奈良県医師会 赤井靖宏
今回は、慢性腎臓病(CKD)の治療について考えてみましょう。
最近は、CKDの治療薬が開発され、みなさんにのんでいただくことができるようになりました。CKDの治療薬はほとんどなかったので、治療薬が開発されたことはビッグニュースです。
この薬は「SGLT-2阻害薬」という種類に属するお薬です。もともとは糖尿病のお薬として開発されたのですが、糖尿病だけでなく、なんとCKDにも効果があることが分かったのです。
このお薬は、CKDの中でも「尿にたんぱくがもれている、つまり尿たんぱくがある方に効果が高い」と考えられています。この薬を使うポイントは、できるだけ早い時期に薬を開始することです。腎臓の働きが大きく低下してからこの薬を開始したのでは、望ましい効果は得られません。早期にこのお薬を開始すると、出ていた尿たんぱくが出なくなったり、尿たんぱくの量が少なくなったりします。尿たんぱくが少なくなることは、それだけ腎臓が護(まも)られ腎臓が長持ちすることを示します。
「お薬に頼るだけではな~。何か自分にできることはないのかな?」と考えていただいている方もおられると思います。あります!実は、CKDにならないための「よい生活習慣」(本連載②『慢性腎臓病(CKD)にならないよい生活習慣とは?』参照)は、CKDの進行を遅くする効果もあるのです。
よい生活習慣をおさらいすると、1)たばこを吸わない、2)肥満ややせすぎにならない、3)運動習慣を持つ、4)健康的な食事をする―などです。
CKDの治療を受ける方は、これらの生活習慣について再度確認してください。また、お食事では塩分制限も大切です。普段から、お汁もの(みそ汁など)は控えめにする▷麺類のスープ・つゆはのまない▷醤油や味噌は減塩のものを使う▷塩辛いもの(梅干しや漬物など)は控えめにする▷塩味でない味付け(香辛料やレモン汁など)を活用する―などを心掛けていただければと思います。

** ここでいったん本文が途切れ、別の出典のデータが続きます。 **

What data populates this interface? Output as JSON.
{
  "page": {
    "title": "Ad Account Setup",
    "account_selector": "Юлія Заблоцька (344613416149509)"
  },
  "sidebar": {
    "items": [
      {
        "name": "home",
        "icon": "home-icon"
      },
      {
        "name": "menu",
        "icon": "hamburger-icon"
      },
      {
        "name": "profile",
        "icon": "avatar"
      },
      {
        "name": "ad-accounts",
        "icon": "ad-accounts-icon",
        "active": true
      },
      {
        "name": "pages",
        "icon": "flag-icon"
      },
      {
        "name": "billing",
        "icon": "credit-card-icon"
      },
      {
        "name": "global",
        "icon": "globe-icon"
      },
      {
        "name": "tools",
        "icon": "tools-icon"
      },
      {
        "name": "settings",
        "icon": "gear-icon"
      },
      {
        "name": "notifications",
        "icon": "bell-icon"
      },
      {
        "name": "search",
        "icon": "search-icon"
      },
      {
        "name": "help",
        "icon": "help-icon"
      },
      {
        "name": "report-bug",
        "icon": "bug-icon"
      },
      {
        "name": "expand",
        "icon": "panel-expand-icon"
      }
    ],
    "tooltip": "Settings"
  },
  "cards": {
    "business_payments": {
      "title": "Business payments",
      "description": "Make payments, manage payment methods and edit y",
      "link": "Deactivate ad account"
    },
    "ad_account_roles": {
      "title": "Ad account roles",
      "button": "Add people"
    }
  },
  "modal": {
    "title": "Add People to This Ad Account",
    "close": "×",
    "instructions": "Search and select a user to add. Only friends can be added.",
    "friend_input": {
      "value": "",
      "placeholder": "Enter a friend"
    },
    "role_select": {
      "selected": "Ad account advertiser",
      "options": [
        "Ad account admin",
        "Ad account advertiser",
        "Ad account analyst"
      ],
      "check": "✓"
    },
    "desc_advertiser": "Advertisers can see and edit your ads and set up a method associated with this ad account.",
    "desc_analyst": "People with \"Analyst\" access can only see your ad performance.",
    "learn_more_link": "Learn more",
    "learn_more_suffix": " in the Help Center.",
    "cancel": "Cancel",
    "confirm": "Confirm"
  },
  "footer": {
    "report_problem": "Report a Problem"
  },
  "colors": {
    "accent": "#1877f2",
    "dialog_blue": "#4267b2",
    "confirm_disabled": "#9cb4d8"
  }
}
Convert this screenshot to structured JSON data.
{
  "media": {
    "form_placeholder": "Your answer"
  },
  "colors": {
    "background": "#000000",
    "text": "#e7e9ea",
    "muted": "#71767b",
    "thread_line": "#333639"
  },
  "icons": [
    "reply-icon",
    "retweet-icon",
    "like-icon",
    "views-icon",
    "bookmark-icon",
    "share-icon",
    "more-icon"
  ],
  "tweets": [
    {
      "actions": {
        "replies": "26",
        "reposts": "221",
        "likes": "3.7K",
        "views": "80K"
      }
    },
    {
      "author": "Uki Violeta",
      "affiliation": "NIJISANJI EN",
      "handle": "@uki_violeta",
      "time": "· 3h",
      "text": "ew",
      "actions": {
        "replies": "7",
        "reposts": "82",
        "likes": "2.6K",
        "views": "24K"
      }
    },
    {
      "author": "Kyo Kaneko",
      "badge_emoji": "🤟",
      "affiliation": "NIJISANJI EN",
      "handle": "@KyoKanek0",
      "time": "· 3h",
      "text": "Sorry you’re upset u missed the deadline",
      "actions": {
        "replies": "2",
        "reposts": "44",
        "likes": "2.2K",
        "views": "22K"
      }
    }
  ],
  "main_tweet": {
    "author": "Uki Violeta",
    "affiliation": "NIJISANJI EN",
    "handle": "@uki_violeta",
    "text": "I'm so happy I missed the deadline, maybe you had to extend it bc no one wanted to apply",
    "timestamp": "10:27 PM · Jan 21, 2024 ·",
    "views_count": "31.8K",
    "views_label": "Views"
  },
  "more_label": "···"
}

これらを少しずつでも日々意識するだけで、塩分摂取量が3分の2くらいになる方が多くおられます。生活習慣の管理にはみなさんの協力が必須です。毎日の生活の中での少しの意識づけが、大きな結果(CKD進行の予防)につながるのです。
もし、かかりつけの医院・病院に栄養士や理学療法士がおられたら、食事や運動についてアドバイスを受けることもお勧めです。栄養や運動の分野は、科学的な研究がずいぶん進んできています。

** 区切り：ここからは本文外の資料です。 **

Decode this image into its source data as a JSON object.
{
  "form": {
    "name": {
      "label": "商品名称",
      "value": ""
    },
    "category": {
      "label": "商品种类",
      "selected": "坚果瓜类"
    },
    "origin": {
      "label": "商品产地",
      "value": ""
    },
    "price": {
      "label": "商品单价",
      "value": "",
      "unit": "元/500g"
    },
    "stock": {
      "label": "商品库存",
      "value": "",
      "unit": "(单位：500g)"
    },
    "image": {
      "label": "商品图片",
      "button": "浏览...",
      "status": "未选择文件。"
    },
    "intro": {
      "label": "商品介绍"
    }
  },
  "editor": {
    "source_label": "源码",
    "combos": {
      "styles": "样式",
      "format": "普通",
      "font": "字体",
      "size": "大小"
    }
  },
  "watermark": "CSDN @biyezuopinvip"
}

あいにく、かかりつけの医院や病院にこれらのスタッフがおられない場合は、特定健診などのあとに行われる「保健指導」を活用するのもよいと思います。ただし、保健指導には受けるための条件がありますので、詳しくは保健所・保健センターや役場に問い合わせてください。
また、CKDの治療では血圧や血糖値のコントロールも大切です。適切な血圧や血糖値の維持はCKDの進行を遅らせます。CKDの治療は今まで述べたことを組み合わせて行われます。
「腎臓が悪い」とか「尿にたんぱくがおりている」などが続く時が、CKD治療のはじめ時です。「自分でできること」と「病院や診療所に相談すること」を組み合わせ、CKDが進行しないように注意しましょう。
みなさんは、どうしても「自分でできること」を重視されるかもしれませんが、生活習慣管理だけではCKD治療が不十分な場合がありますので、CKDと診断された場合は必ず医師の診療を受けてください。